February 12, 2015   |   by Michael Sutherland


There is an old adage, that your company’s most important resource is its employees. Regardless of the product, if you don’t have good employees you can trust, how can you expect your business to operate efficiently and profitably?

For most employers, the good employees are the easy ones to manage. Keep them happy, treat them with respect, and promote them according to their skills.

But what to do with problem employees? From an employer’s perspective, this is an area of law that needs to be handled properly as it is fraught with potential problems for the employer.

The law expects that all employees will be dealt with fairly and with respect. For an employee, there are many avenues of protection. If there are past wages owing that have not been paid, the Employment Standards Branch of BC has the authority to hear complaints and force employees to be paid what they are owed. If an employee feels they have been discriminated against, the British Columbia Human Rights Tribunal has the authority to hear complaints based on the defined areas of discrimination in the Human Rights Code. These areas include discrimination based in sex, race, age etc.

Unless the employer is firing an employee for cause, the law demands that an employee be given a reasonable period of notice (severance). The notice is calculated on a number of factors, including the employee’s length of employment, age, education, position, unique skills of the person’s job, and the ability to get another comparable job. While the Employment Standards Act has a calculation for notice based solely on years of employment, the courts generally exceed the minimum requirements of the Employment Standards Act, and may award up to two years salary for the employee’s notice period.

Wise employers will document the good performance as well as the poor performance of any given employee. Employees are also wise to document praise and superior accomplishments at work, as well as problem issues when they happen. Often, by the time the issue gets to a lawyer, the employer and the employee have seized on certain facts that advance their respective position, and have ignored the facts that don’t.
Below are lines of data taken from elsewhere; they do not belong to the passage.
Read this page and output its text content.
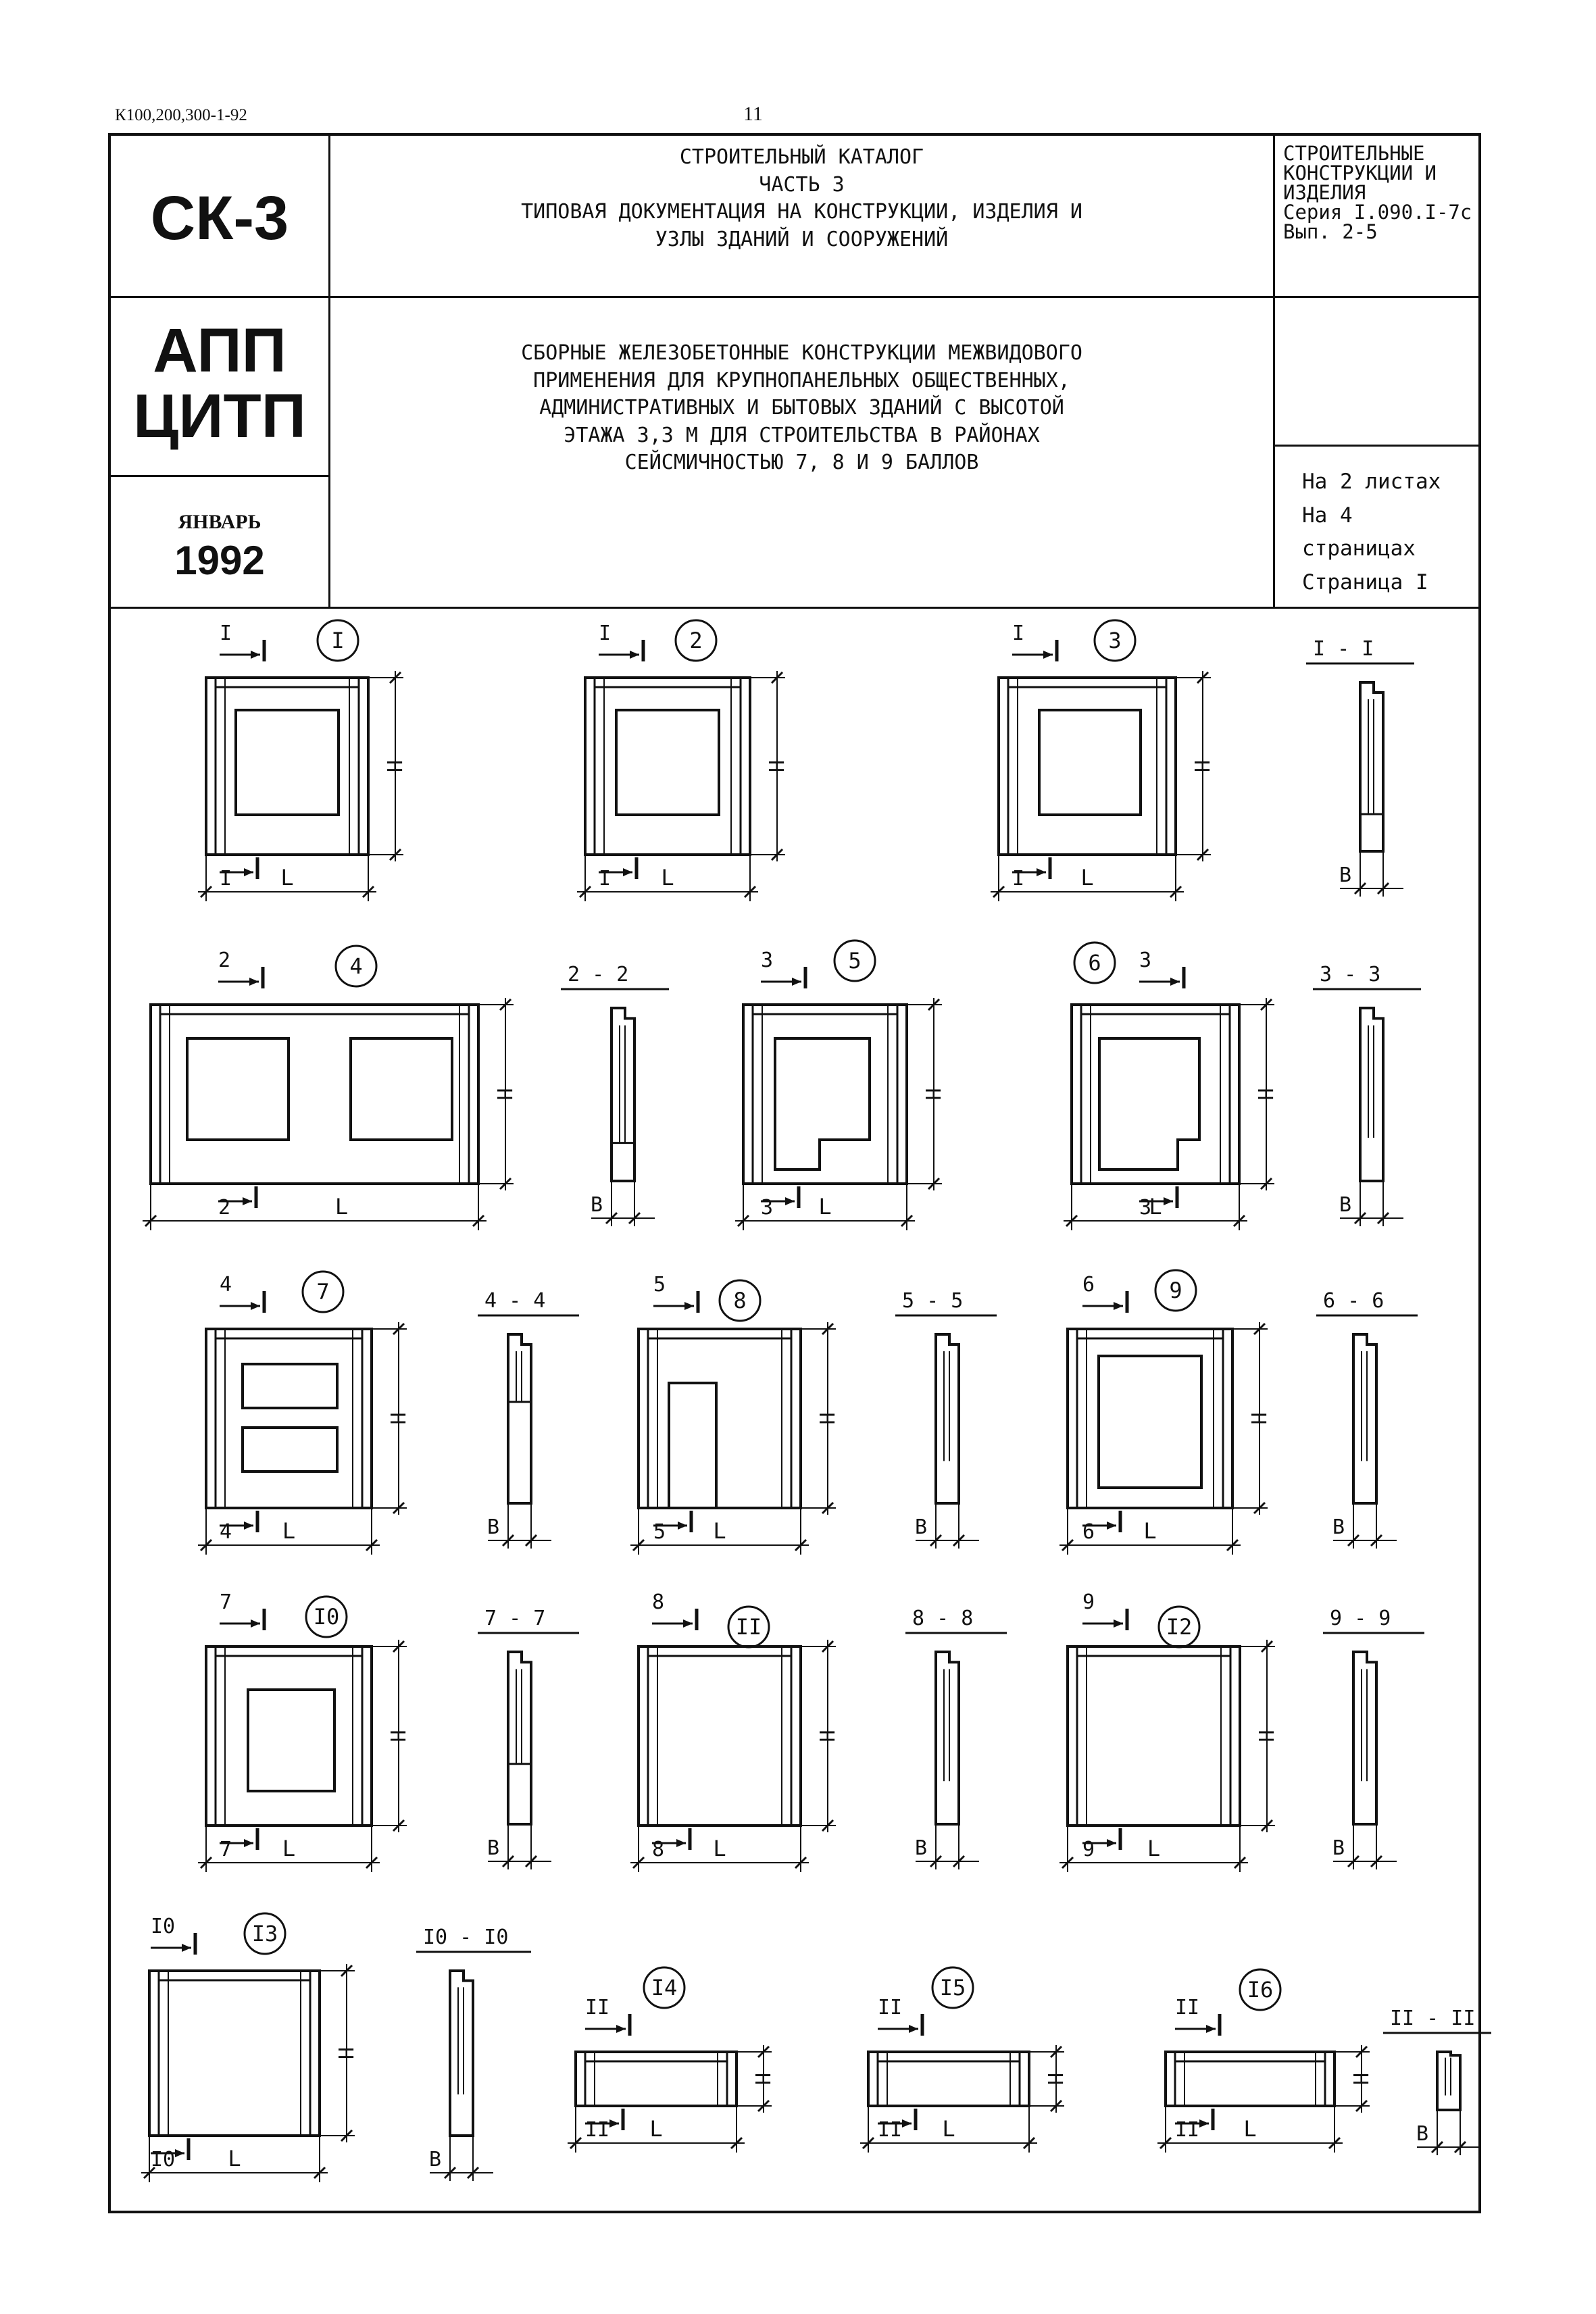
К100,200,300-1-92	11
СК-3
АПП
ЦИТП
ЯНВАРЬ
1992
СТРОИТЕЛЬНЫЙ КАТАЛОГ
ЧАСТЬ 3
ТИПОВАЯ ДОКУМЕНТАЦИЯ НА КОНСТРУКЦИИ, ИЗДЕЛИЯ И
УЗЛЫ ЗДАНИЙ И СООРУЖЕНИЙ
СБОРНЫЕ ЖЕЛЕЗОБЕТОННЫЕ КОНСТРУКЦИИ МЕЖВИДОВОГО
ПРИМЕНЕНИЯ ДЛЯ КРУПНОПАНЕЛЬНЫХ ОБЩЕСТВЕННЫХ,
АДМИНИСТРАТИВНЫХ И БЫТОВЫХ ЗДАНИЙ С ВЫСОТОЙ
ЭТАЖА 3,3 М ДЛЯ СТРОИТЕЛЬСТВА В РАЙОНАХ
СЕЙСМИЧНОСТЬЮ 7, 8 И 9 БАЛЛОВ
СТРОИТЕЛЬНЫЕ
КОНСТРУКЦИИ И
ИЗДЕЛИЯ
Серия I.090.I-7с
Вып. 2-5
На 2 листах
На 4 страницах
Страница I
H
L
I
I
I
H
L
I
I
2
H
L
I
I
3	I - I
B
H
L
2
2
4	2 - 2
B
H
L
3
3
5
H
L
3
3
6	3 - 3
B
H
L
4
4
7	4 - 4
B
H
L
5
5
8	5 - 5
B
H
L
6
6
9	6 - 6
B
H
L
7
7
I0	7 - 7
B
H
L
8
8
II	8 - 8
B
H
L
9
9
I2	9 - 9
B
H
L
I0
I0
I3	I0 - I0
B
H
L
II
II
I4
H
L
II
II
I5
H
L
II
II
I6
II - II
B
Employers further have a duty to accommodate employee’s issues, including additional training for employees that are having a difficult time performing the job. But it also can be extended to funding anger management classes for employees with anger problems, or drug and alcohol treatment where required.

Employers should be very clear when hiring an employee as the terms of employment, its length, what the salary and benefits will be, and document the agreement under which the employee is being hired. The employer also needs to be aware that deviating from that agreement to the employee’s detriment can be considered a constructive dismissal, which has the same effect as firing someone without cause. For instance, a demotion in position, or a unilateral reduction in salary can be considered a constructive dismissal.

If an employer decides to treat an employee so poorly that they quit, rather than dismissing the employee, the courts may consider this to be a constructive dismissal as well and calculate a reasonable period of notice owing to the employee, even though the employee technically quit.

These are only some of the issues facing employees and employers in today’s workplace. At the end of the day, it is always advisable to get legal advice early in the process whether you are an employee or an employer, in order to make informed decisions about how to handle an employment problem.